Since the number of observed bacteria was small, why does the plant apparently over-react to the bacteria and produce large amounts of sieve element plugging materials? A chemical signal or toxin produced by the bacteria may stimulate production of beta-glucan and PP2. In bacteria, there are at least six independent secretion systems for various products including toxins, adhesions, hydrolytic enzymes and effectors delivered into the hosts to serve the bacteria (Alfano and Collmer, 1996; Bender et al., 1999; Economou, 1999; Filloux et al., 2008). Earlier study of phloem-limited phytoplasma bacterium, indicated that multiple proteins were secreted into the host to target developing tissues of plants (Hogenhout et al., 2008). It is unknown what virulence factors Ca. Liberibacter sp., are using, but knowing these factors seems crucial to further elucidation of the HLB disease process.

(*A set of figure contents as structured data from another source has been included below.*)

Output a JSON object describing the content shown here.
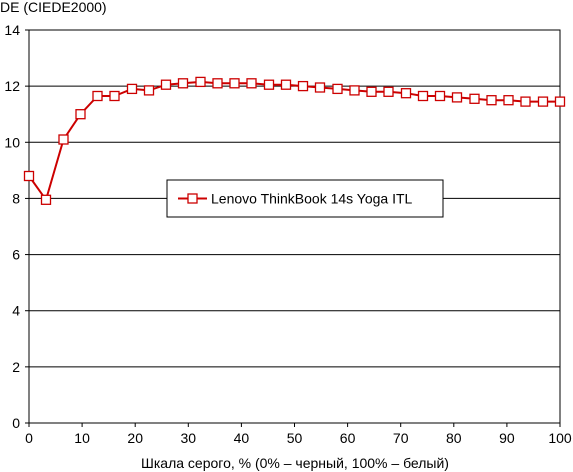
{
  "chart_data": {
    "type": "line",
    "title": "",
    "ylabel": "DE (CIEDE2000)",
    "xlabel": "Шкала серого, % (0% – черный, 100% – белый)",
    "xlim": [
      0,
      100
    ],
    "ylim": [
      0,
      14
    ],
    "x_ticks": [
      0,
      10,
      20,
      30,
      40,
      50,
      60,
      70,
      80,
      90,
      100
    ],
    "y_ticks": [
      0,
      2,
      4,
      6,
      8,
      10,
      12,
      14
    ],
    "grid": "horizontal",
    "legend_position": "center",
    "series": [
      {
        "name": "Lenovo ThinkBook 14s Yoga ITL",
        "color": "#cc0000",
        "marker": "square-open",
        "x": [
          0,
          3.2,
          6.5,
          9.7,
          12.9,
          16.1,
          19.4,
          22.6,
          25.8,
          29.0,
          32.3,
          35.5,
          38.7,
          41.9,
          45.2,
          48.4,
          51.6,
          54.8,
          58.1,
          61.3,
          64.5,
          67.7,
          71.0,
          74.2,
          77.4,
          80.6,
          83.9,
          87.1,
          90.3,
          93.5,
          96.8,
          100
        ],
        "y": [
          8.8,
          7.95,
          10.1,
          11.0,
          11.65,
          11.65,
          11.9,
          11.85,
          12.05,
          12.1,
          12.15,
          12.1,
          12.1,
          12.1,
          12.05,
          12.05,
          12.0,
          11.95,
          11.9,
          11.85,
          11.8,
          11.8,
          11.75,
          11.65,
          11.65,
          11.6,
          11.55,
          11.5,
          11.5,
          11.45,
          11.45,
          11.45
        ]
      }
    ]
  }
}
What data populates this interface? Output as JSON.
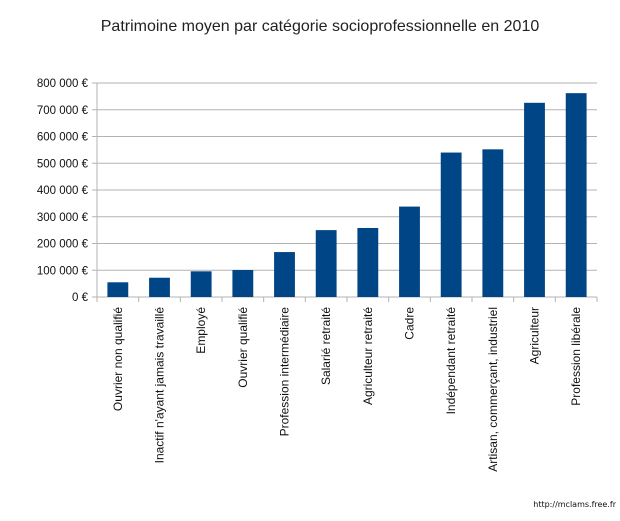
{
  "chart_data": {
    "type": "bar",
    "title": "Patrimoine moyen par catégorie socioprofessionnelle en 2010",
    "xlabel": "",
    "ylabel": "",
    "ylim": [
      0,
      800000
    ],
    "y_ticks": [
      "0 €",
      "100 000 €",
      "200 000 €",
      "300 000 €",
      "400 000 €",
      "500 000 €",
      "600 000 €",
      "700 000 €",
      "800 000 €"
    ],
    "grid": true,
    "legend": "none",
    "categories": [
      "Ouvrier non qualifié",
      "Inactif n'ayant jamais travaillé",
      "Employé",
      "Ouvrier qualifié",
      "Profession intermédiaire",
      "Salarié retraité",
      "Agriculteur retraité",
      "Cadre",
      "Indépendant retraité",
      "Artisan, commerçant, industriel",
      "Agriculteur",
      "Profession libérale"
    ],
    "values": [
      55000,
      72000,
      96000,
      101000,
      168000,
      250000,
      258000,
      338000,
      540000,
      552000,
      726000,
      762000
    ],
    "bar_color": "#004586"
  },
  "footer": "http://mclams.free.fr"
}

Although, this study did not determine if sugar membrane transport was altered, it did show that phloem transport was disrupted by plugging and concurrent phloem collapse. This probably leads to the sugar and starch accumulation. The starch in chloroplasts did not disrupt the outer membranes but did significantly alter internal structure causing chlorosis. The phloem disruption is at least partially the result of callose (smooth) and phloem protein 2 (filamentous) plugging of the sieve elements. The causes of the phloem cell wall swelling and phloem cell necrosis were not determined by this study. Cell starvation below plugged areas may be the primary cause of cell necrosis (Albrigo et al., 1981), but bacterial produced toxins could also be causing cell death. This possibility is now under study.
CONCLUSION
Based on the data presented in this communication, several conclusions can be drawn with high degree of certainty on the nature and sequence of HLB symptom development in citrus trees. The distinctive initial blockage of the phloem elements observed in HLB-affected leaves (Fig. 4a, c, f) results from the deposition of two distinctive plugging substances. Our data demonstrate that these plugs are made up of callose (Fig. 4c) and p-protein (Fig. 5c) material. Simultaneous with the obstruction of phloem transport functions, a structural collapse of this tissue is observed (Fig. 3a). With the disruption of photoassimilate flow, massive starch accumulation takes place in the leaves from an abaxial to adaxial direction (Fig. 1b-c). At its maximum expression, the large size of accumulated starch grains damages the chloroplast grana system resulting in localized chlorosis. As a consequence of carbon sequestration in the leaves, roots starvation occurs resulting in tree decline (Etxeberria et al., 2009).